A company borrows money for specific business purposes designed to produce specific ROI through specific activities funded by the loan.
That means every business loan is intricately connected to a lot of moving parts within the company that’s borrowing the money: issues such as resource timing, integration, and coordination.
And even though the SBA’s mission is to help small businesses, those same small businesses sometimes can’t help themselves during the application and submission process. Because they don’t understand the requirements, they oftentimes bungle their application.
In-house loan officers can’t always spot an SBA-specific problem (especially if they’re fair-weather SBA lenders who only occasionally engage in the process).
That can trigger a “screen out,” which is an official communication containing questions from the SBA specialist reviewing the application.
Screen outs can cause delays, which can be detrimental to the business purpose of the loan. They can also cause frustration for both lender and customer.
One of the ways qualified, experienced Lender Service Providers (LSPs) are worth their weight in gold is in their ability to pre-screen for screen outs.
Understanding is the first step to avoiding screen outs and their toxic effects on relationships, confidence, and closing timelines.
The Top 5 Reasons for Screen Outs
The number one cause for screen outs on SBA 7(a) applications in fiscal 2017? Incomplete or missing financial statements.
The right LSP operates from a series of checklists, the first of which deals with historical statements, projections, PFS, debt schedules, etc. to ensure that before anything is sent to the SBA, all financial data is complete and in order.
The second top reason is problems with the Credit Memo.
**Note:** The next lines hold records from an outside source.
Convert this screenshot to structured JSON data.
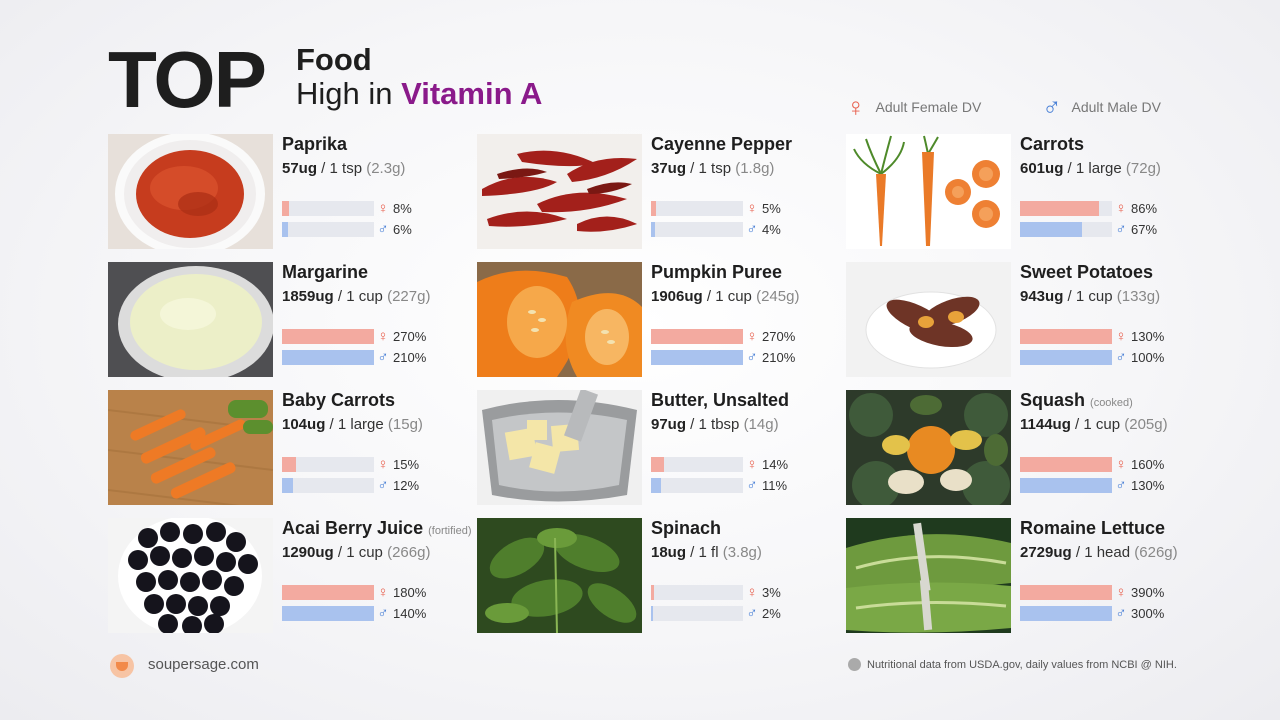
{
  "header": {
    "top": "TOP",
    "line1": "Food",
    "line2_prefix": "High in ",
    "line2_highlight": "Vitamin A",
    "highlight_color": "#8a1a8a"
  },
  "legend": {
    "female_label": "Adult Female DV",
    "male_label": "Adult Male DV",
    "female_symbol": "♀",
    "male_symbol": "♂",
    "female_color": "#e8614f",
    "male_color": "#4a80d6"
  },
  "foods": [
    {
      "name": "Paprika",
      "note": "",
      "amount": "57ug",
      "serving": " / 1 tsp ",
      "grams": "(2.3g)",
      "female_pct": 8,
      "male_pct": 6,
      "female_label": "8%",
      "male_label": "6%",
      "icon": "paprika-image"
    },
    {
      "name": "Margarine",
      "note": "",
      "amount": "1859ug",
      "serving": " / 1 cup ",
      "grams": "(227g)",
      "female_pct": 270,
      "male_pct": 210,
      "female_label": "270%",
      "male_label": "210%",
      "icon": "margarine-image"
    },
    {
      "name": "Baby Carrots",
      "note": "",
      "amount": "104ug",
      "serving": " / 1 large ",
      "grams": "(15g)",
      "female_pct": 15,
      "male_pct": 12,
      "female_label": "15%",
      "male_label": "12%",
      "icon": "baby-carrots-image"
    },
    {
      "name": "Acai Berry Juice",
      "note": "(fortified)",
      "amount": "1290ug",
      "serving": " / 1 cup ",
      "grams": "(266g)",
      "female_pct": 180,
      "male_pct": 140,
      "female_label": "180%",
      "male_label": "140%",
      "icon": "acai-berries-image"
    },
    {
      "name": "Cayenne Pepper",
      "note": "",
      "amount": "37ug",
      "serving": " / 1 tsp ",
      "grams": "(1.8g)",
      "female_pct": 5,
      "male_pct": 4,
      "female_label": "5%",
      "male_label": "4%",
      "icon": "cayenne-pepper-image"
    },
    {
      "name": "Pumpkin Puree",
      "note": "",
      "amount": "1906ug",
      "serving": " / 1 cup ",
      "grams": "(245g)",
      "female_pct": 270,
      "male_pct": 210,
      "female_label": "270%",
      "male_label": "210%",
      "icon": "pumpkin-image"
    },
    {
      "name": "Butter, Unsalted",
      "note": "",
      "amount": "97ug",
      "serving": " / 1 tbsp ",
      "grams": "(14g)",
      "female_pct": 14,
      "male_pct": 11,
      "female_label": "14%",
      "male_label": "11%",
      "icon": "butter-image"
    },
    {
      "name": "Spinach",
      "note": "",
      "amount": "18ug",
      "serving": " / 1 fl ",
      "grams": "(3.8g)",
      "female_pct": 3,
      "male_pct": 2,
      "female_label": "3%",
      "male_label": "2%",
      "icon": "spinach-image"
    },
    {
      "name": "Carrots",
      "note": "",
      "amount": "601ug",
      "serving": " / 1 large ",
      "grams": "(72g)",
      "female_pct": 86,
      "male_pct": 67,
      "female_label": "86%",
      "male_label": "67%",
      "icon": "carrots-image"
    },
    {
      "name": "Sweet Potatoes",
      "note": "",
      "amount": "943ug",
      "serving": " / 1 cup ",
      "grams": "(133g)",
      "female_pct": 130,
      "male_pct": 100,
      "female_label": "130%",
      "male_label": "100%",
      "icon": "sweet-potatoes-image"
    },
    {
      "name": "Squash",
      "note": "(cooked)",
      "amount": "1144ug",
      "serving": " / 1 cup ",
      "grams": "(205g)",
      "female_pct": 160,
      "male_pct": 130,
      "female_label": "160%",
      "male_label": "130%",
      "icon": "squash-image"
    },
    {
      "name": "Romaine Lettuce",
      "note": "",
      "amount": "2729ug",
      "serving": " / 1 head ",
      "grams": "(626g)",
      "female_pct": 390,
      "male_pct": 300,
      "female_label": "390%",
      "male_label": "300%",
      "icon": "romaine-lettuce-image"
    }
  ],
  "footer": {
    "site": "soupersage.com",
    "note": "Nutritional data from USDA.gov, daily values from NCBI @ NIH."
  }
}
A good memo (i.e., a complete memo) will address and itemize loan proceeds, equity and seller financing. It will also list applicable terms and uses, and describe collateral in language and substance consistent with SBA requirements and rates (including life insurance where applicable).
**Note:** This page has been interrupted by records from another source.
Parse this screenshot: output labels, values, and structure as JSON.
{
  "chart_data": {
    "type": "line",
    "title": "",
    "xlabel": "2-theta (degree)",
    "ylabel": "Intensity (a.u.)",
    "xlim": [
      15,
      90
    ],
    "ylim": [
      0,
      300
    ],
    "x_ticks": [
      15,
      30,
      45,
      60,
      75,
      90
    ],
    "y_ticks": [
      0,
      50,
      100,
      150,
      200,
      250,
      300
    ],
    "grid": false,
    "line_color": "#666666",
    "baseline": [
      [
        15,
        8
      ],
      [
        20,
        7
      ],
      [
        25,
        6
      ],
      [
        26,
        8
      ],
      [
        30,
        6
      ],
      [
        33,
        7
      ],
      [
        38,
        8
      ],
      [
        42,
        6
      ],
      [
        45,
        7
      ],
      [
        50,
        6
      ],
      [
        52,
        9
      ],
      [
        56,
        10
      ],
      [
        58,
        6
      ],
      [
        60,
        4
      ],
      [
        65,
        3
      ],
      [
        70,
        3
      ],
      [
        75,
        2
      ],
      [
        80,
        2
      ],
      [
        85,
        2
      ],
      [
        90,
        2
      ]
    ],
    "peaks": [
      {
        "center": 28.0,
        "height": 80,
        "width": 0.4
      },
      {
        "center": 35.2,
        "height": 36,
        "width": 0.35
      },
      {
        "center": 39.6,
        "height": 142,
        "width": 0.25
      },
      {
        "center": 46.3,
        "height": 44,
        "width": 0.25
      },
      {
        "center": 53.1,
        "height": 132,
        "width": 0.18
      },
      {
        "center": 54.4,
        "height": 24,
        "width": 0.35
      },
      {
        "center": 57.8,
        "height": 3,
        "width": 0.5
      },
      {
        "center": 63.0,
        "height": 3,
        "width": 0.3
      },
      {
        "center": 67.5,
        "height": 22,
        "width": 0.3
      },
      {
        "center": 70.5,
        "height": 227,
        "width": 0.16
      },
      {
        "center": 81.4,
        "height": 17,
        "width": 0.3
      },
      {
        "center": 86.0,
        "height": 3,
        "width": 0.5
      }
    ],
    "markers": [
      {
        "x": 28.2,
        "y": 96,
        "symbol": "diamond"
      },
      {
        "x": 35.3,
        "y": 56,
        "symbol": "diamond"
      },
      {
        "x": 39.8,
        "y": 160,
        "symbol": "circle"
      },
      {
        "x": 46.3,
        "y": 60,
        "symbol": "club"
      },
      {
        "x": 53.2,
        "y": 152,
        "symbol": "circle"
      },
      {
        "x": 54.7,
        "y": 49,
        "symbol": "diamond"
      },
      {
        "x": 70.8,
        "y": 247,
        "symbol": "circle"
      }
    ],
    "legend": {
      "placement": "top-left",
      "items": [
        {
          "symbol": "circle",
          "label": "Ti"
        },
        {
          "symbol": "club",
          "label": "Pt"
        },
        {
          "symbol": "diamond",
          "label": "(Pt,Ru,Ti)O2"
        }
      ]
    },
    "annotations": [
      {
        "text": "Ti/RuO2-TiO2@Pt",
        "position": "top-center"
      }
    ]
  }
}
A complete memo is also comprehensive with regards to SBA-specific information: credit topics such as assumptions and guarantor experience, credit elsewhere, IRS transcripts verification and shareholder debt. Here at Bank Solutions, our software solutions ensure that the credit memorandum is written to include all the critical keywords SBA underwriters look for.
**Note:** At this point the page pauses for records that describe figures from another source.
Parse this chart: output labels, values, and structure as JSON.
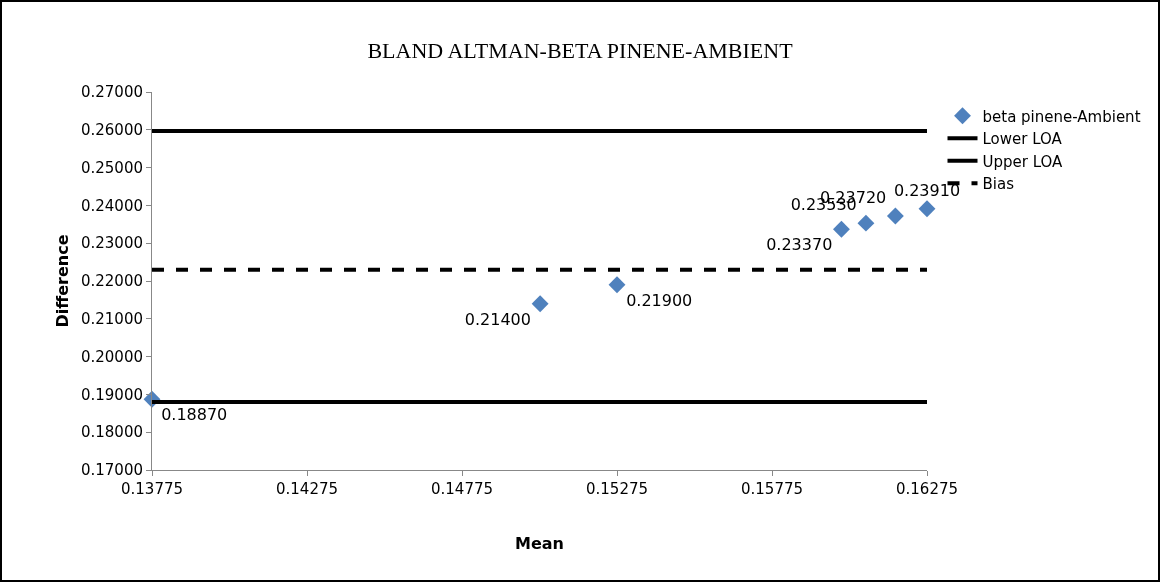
{
  "chart_data": {
    "type": "scatter",
    "title": "BLAND ALTMAN-BETA PINENE-AMBIENT",
    "xlabel": "Mean",
    "ylabel": "Difference",
    "series": [
      {
        "name": "beta pinene-Ambient",
        "color": "#4f81bd",
        "marker": "diamond",
        "x": [
          0.13775,
          0.15027,
          0.15275,
          0.15999,
          0.16078,
          0.16173,
          0.16275
        ],
        "values": [
          0.1887,
          0.214,
          0.219,
          0.2337,
          0.2353,
          0.2372,
          0.2391
        ],
        "value_labels": [
          "0.18870",
          "0.21400",
          "0.21900",
          "0.23370",
          "0.23530",
          "0.23720",
          "0.23910"
        ]
      },
      {
        "name": "Lower LOA",
        "type": "line",
        "color": "#000000",
        "marker": "none",
        "line_style": "solid",
        "x": [
          0.13775,
          0.16275
        ],
        "values": [
          0.2597,
          0.2597
        ]
      },
      {
        "name": "Upper LOA",
        "type": "line",
        "color": "#000000",
        "marker": "none",
        "line_style": "solid",
        "x": [
          0.13775,
          0.16275
        ],
        "values": [
          0.188,
          0.188
        ]
      },
      {
        "name": "Bias",
        "type": "line",
        "color": "#000000",
        "marker": "none",
        "line_style": "dashed",
        "x": [
          0.13775,
          0.16275
        ],
        "values": [
          0.223,
          0.223
        ]
      }
    ],
    "xlim": [
      0.13775,
      0.16275
    ],
    "xticks": [
      0.13775,
      0.14275,
      0.14775,
      0.15275,
      0.15775,
      0.16275
    ],
    "ylim": [
      0.17,
      0.27
    ],
    "yticks": [
      {
        "value": 0.17,
        "label": "0.17000"
      },
      {
        "value": 0.18,
        "label": "0.18000"
      },
      {
        "value": 0.19,
        "label": "0.19000"
      },
      {
        "value": 0.2,
        "label": "0.20000"
      },
      {
        "value": 0.21,
        "label": "0.21000"
      },
      {
        "value": 0.22,
        "label": "0.22000"
      },
      {
        "value": 0.23,
        "label": "0.23000"
      },
      {
        "value": 0.24,
        "label": "0.24000"
      },
      {
        "value": 0.25,
        "label": "0.25000"
      },
      {
        "value": 0.26,
        "label": "0.26000"
      },
      {
        "value": 0.27,
        "label": "0.27000"
      }
    ],
    "grid": false,
    "legend": "right"
  }
}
The next three screen out reasons are of lesser percentage:
3) debt refinance sloppiness, 4) problems with SBA forms 1919 and 1920, and 5) ownership change issues.
Scrutiny pays big dividends in dealing with debt refinance details and how they comport, comply and conform to SBA rules and requirements. It’s not hard necessarily, but it requires attention to detail and experienced LSPs know where the most likely pitfalls occur.
Effective LSPs use advanced software to assist with many aspects of SBA compliance, which includes the submission of complete, signed forms 1919 or 1920. One in 12 applications gets screened out for glitches on those forms.
Finally, the right LSP partner double- and triple-checks company ownership files to make sure that eligibility is confirmed and all documentation (valuations, agreements, etc.) are complete and acceptable.
At Bank Solutions, for example, we have career CPAs and other financial professionals on staff to ensure that financial statements, credit memos and ownership documents are all compliant with SBA guidelines and requirements.
Managing screen outs on the front end allows SBA loans to perform with the speed and proficiency necessary to serve a robust commercial lending clientele well.
The secret: it’s who you know — and what they know about stopping screen outs before they start.
SBA lending is highly profitable for many banks. But it must be efficient first.